Scientists Read Human Genetic Code

Feb. 11, 2001 -- After a decade of work in laboratories around the nation and half a dozen other countries, researchers have finally achieved their goal of reading the human genome.

Scientists announced today that they have the first reading of the human genetic code, a feat some researchers compare to Copernicus determining the Earth revolved around the Sun, or Charles Darwin's formulating the theory of evolution.

In two landmark studies out this week, researchers detail almost the entire human genetic code.

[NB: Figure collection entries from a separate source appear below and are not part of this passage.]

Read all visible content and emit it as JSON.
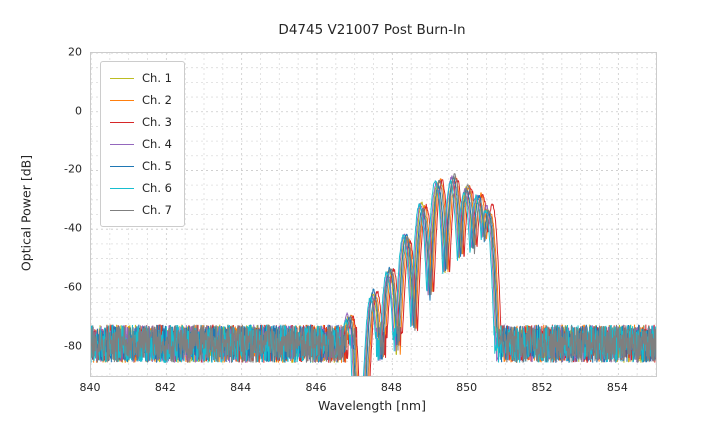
{
  "chart_data": {
    "type": "line",
    "title": "D4745 V21007 Post Burn-In",
    "xlabel": "Wavelength [nm]",
    "ylabel": "Optical Power [dB]",
    "xlim": [
      840,
      855
    ],
    "ylim": [
      -90,
      20
    ],
    "xticks": [
      840,
      842,
      844,
      846,
      848,
      850,
      852,
      854
    ],
    "yticks": [
      20,
      0,
      -20,
      -40,
      -60,
      -80
    ],
    "minor_x_step": 0.5,
    "minor_y_step": 5,
    "grid": {
      "on": true,
      "minor_color": "#dcdcdc",
      "major_color": "#c9c9c9",
      "dash": [
        2,
        3
      ]
    },
    "legend": {
      "position": "upper-left"
    },
    "series": [
      {
        "name": "Ch. 1",
        "color": "#bcbd22",
        "offset_nm": -0.02,
        "seed": 11
      },
      {
        "name": "Ch. 2",
        "color": "#ff7f0e",
        "offset_nm": 0.06,
        "seed": 22
      },
      {
        "name": "Ch. 3",
        "color": "#d62728",
        "offset_nm": 0.1,
        "seed": 33
      },
      {
        "name": "Ch. 4",
        "color": "#9467bd",
        "offset_nm": -0.05,
        "seed": 44
      },
      {
        "name": "Ch. 5",
        "color": "#1f77b4",
        "offset_nm": 0.0,
        "seed": 55
      },
      {
        "name": "Ch. 6",
        "color": "#17becf",
        "offset_nm": -0.08,
        "seed": 66
      },
      {
        "name": "Ch. 7",
        "color": "#7f7f7f",
        "offset_nm": 0.03,
        "seed": 77
      }
    ],
    "spectrum": {
      "noise_floor_db": -79,
      "noise_peak_to_peak_db": 13,
      "dropout_region_nm": [
        846.98,
        847.38
      ],
      "mode_width_coeff_db_per_nm2": 790,
      "modes": [
        {
          "center_nm": 846.85,
          "peak_db": -70
        },
        {
          "center_nm": 847.5,
          "peak_db": -62
        },
        {
          "center_nm": 847.93,
          "peak_db": -54
        },
        {
          "center_nm": 848.37,
          "peak_db": -43
        },
        {
          "center_nm": 848.8,
          "peak_db": -32
        },
        {
          "center_nm": 849.22,
          "peak_db": -24.5
        },
        {
          "center_nm": 849.62,
          "peak_db": -22.5
        },
        {
          "center_nm": 849.98,
          "peak_db": -26
        },
        {
          "center_nm": 850.3,
          "peak_db": -29
        },
        {
          "center_nm": 850.55,
          "peak_db": -33
        }
      ]
    }
  }
}
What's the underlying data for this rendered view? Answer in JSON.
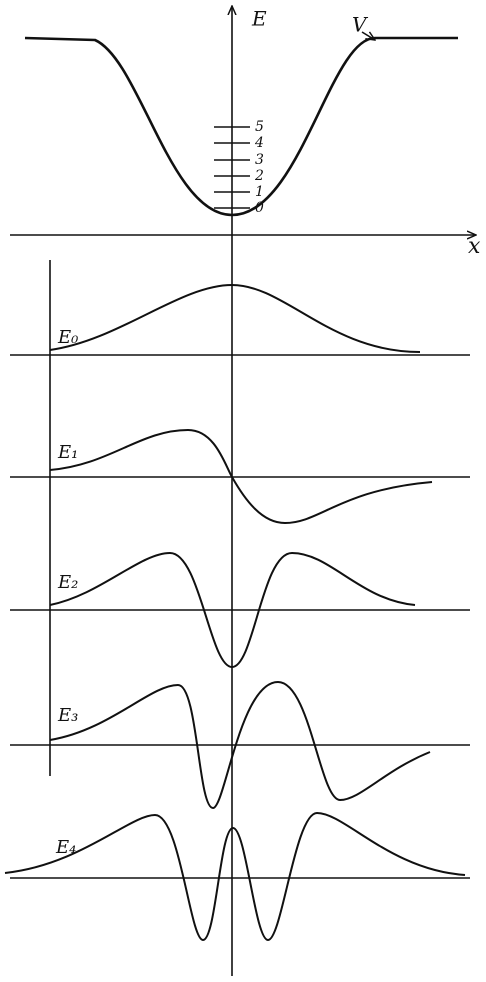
{
  "axes": {
    "energy": "E",
    "position": "x"
  },
  "potential": "V",
  "levels": [
    "0",
    "1",
    "2",
    "3",
    "4",
    "5"
  ],
  "states": [
    "E₀",
    "E₁",
    "E₂",
    "E₃",
    "E₄"
  ]
}
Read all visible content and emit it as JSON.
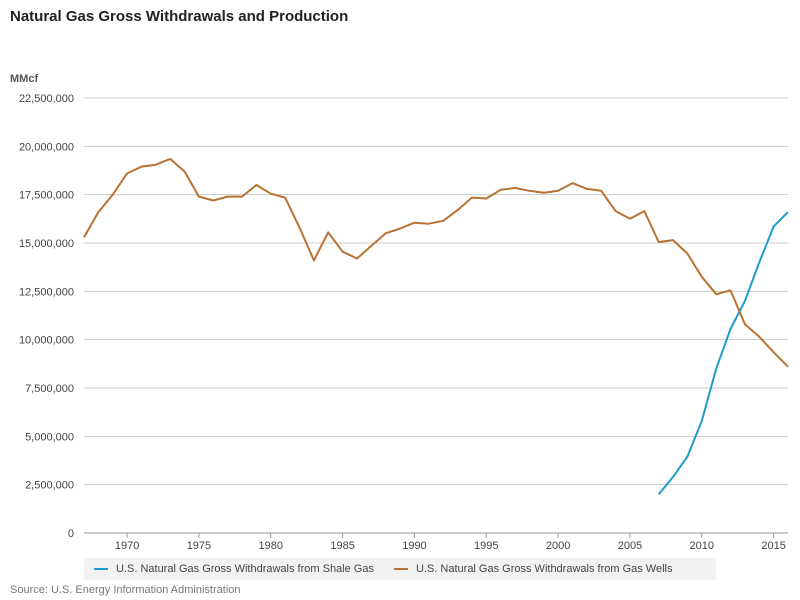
{
  "title": "Natural Gas Gross Withdrawals and Production",
  "unit": "MMcf",
  "source": "Source: U.S. Energy Information Administration",
  "chart_data": {
    "type": "line",
    "title": "Natural Gas Gross Withdrawals and Production",
    "ylabel": "MMcf",
    "xlabel": "",
    "xlim": [
      1967,
      2016
    ],
    "ylim": [
      0,
      22500000
    ],
    "grid": true,
    "legend_position": "bottom",
    "x_ticks": [
      1970,
      1975,
      1980,
      1985,
      1990,
      1995,
      2000,
      2005,
      2010,
      2015
    ],
    "y_ticks": [
      0,
      2500000,
      5000000,
      7500000,
      10000000,
      12500000,
      15000000,
      17500000,
      20000000,
      22500000
    ],
    "y_tick_labels": [
      "0",
      "2,500,000",
      "5,000,000",
      "7,500,000",
      "10,000,000",
      "12,500,000",
      "15,000,000",
      "17,500,000",
      "20,000,000",
      "22,500,000"
    ],
    "series": [
      {
        "name": "U.S. Natural Gas Gross Withdrawals from Shale Gas",
        "color": "#1f9bcc",
        "x": [
          2007,
          2008,
          2009,
          2010,
          2011,
          2012,
          2013,
          2014,
          2015,
          2016
        ],
        "values": [
          2000000,
          2900000,
          3950000,
          5800000,
          8500000,
          10550000,
          12000000,
          14000000,
          15850000,
          16600000
        ]
      },
      {
        "name": "U.S. Natural Gas Gross Withdrawals from Gas Wells",
        "color": "#b87333",
        "x": [
          1967,
          1968,
          1969,
          1970,
          1971,
          1972,
          1973,
          1974,
          1975,
          1976,
          1977,
          1978,
          1979,
          1980,
          1981,
          1982,
          1983,
          1984,
          1985,
          1986,
          1987,
          1988,
          1989,
          1990,
          1991,
          1992,
          1993,
          1994,
          1995,
          1996,
          1997,
          1998,
          1999,
          2000,
          2001,
          2002,
          2003,
          2004,
          2005,
          2006,
          2007,
          2008,
          2009,
          2010,
          2011,
          2012,
          2013,
          2014,
          2015,
          2016
        ],
        "values": [
          15300000,
          16600000,
          17500000,
          18600000,
          18950000,
          19050000,
          19350000,
          18700000,
          17400000,
          17200000,
          17400000,
          17400000,
          18000000,
          17550000,
          17350000,
          15800000,
          14100000,
          15550000,
          14550000,
          14200000,
          14850000,
          15500000,
          15750000,
          16050000,
          16000000,
          16150000,
          16700000,
          17350000,
          17300000,
          17750000,
          17850000,
          17700000,
          17600000,
          17700000,
          18100000,
          17800000,
          17700000,
          16650000,
          16250000,
          16650000,
          15050000,
          15150000,
          14450000,
          13250000,
          12350000,
          12550000,
          10800000,
          10150000,
          9350000,
          8600000
        ]
      }
    ]
  }
}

The announcement marks the next major step in the project since scientists finished decoding the human genome last June. The decoding involved identifying and placing in order the 3.1 billion-unit long sequence that make up human DNA; the new work determines what the code says.

And the researchers say it's a lot simpler than they thought.

They had expected about 100,000 genes per person. Instead, they found about 30,000 — only twice as many as a fly has, and 10,000 more than a worm.

"That comes as a bit of a shock," said Dr. Craig Venter, who heads the Maryland-based Celera Genomics Corp.

"When you consider that other organisms that we know a lot about, like yeast and worms and flies and plants, have gene counts in some instances very close to that," he said.

Celera competed with the publicly-funded Human Genome Project to read the code.

Ready to Revolutionize Medicine

"It will fundamentally change medicine," Venter said. "It will give you power over your own life, instead of just randomly waiting for symptoms to appear — by the time they appear it's probably too late."

Scientists hope the genome work will help them find disease-promoting genes, develop better drugs, tailor therapies to particular patients, evaluate environmental hazards and study human evolution and migration.

The genome is the instruction book for the human species.

Almost every cell of your body contains coiled-up DNA — the famous twisting ladder of genetic instructions that is three billion rungs long.

Segments of DNA — known as genes — may give you red hair, or hazel eyes.

Data Show Humans Are 99.8 Percent the Same

Among the other findings, researchers for the Human Genome Project found that human beings are genetically 99.8 percent identical, regardless of race or looks or where they were born.

"This is moving into a new era," said Dr. Francis Collins, a researcher with the Human Genome Project. "We won't have to go back again to the point where the genome was a hypothetical. It's real now."

Doctors will now begin the daunting task of turning this knowledge to practical use. Some experts hope the genome will lead to powerful new genetic medicines to tackle a huge variety of illnesses and conditions. They theorize that in coming decades, people will have access to a medicine based on their own, individual genes.

Researchers admit, however, that despite the progress they've made, there are many steps left to unlocking the genome's potential.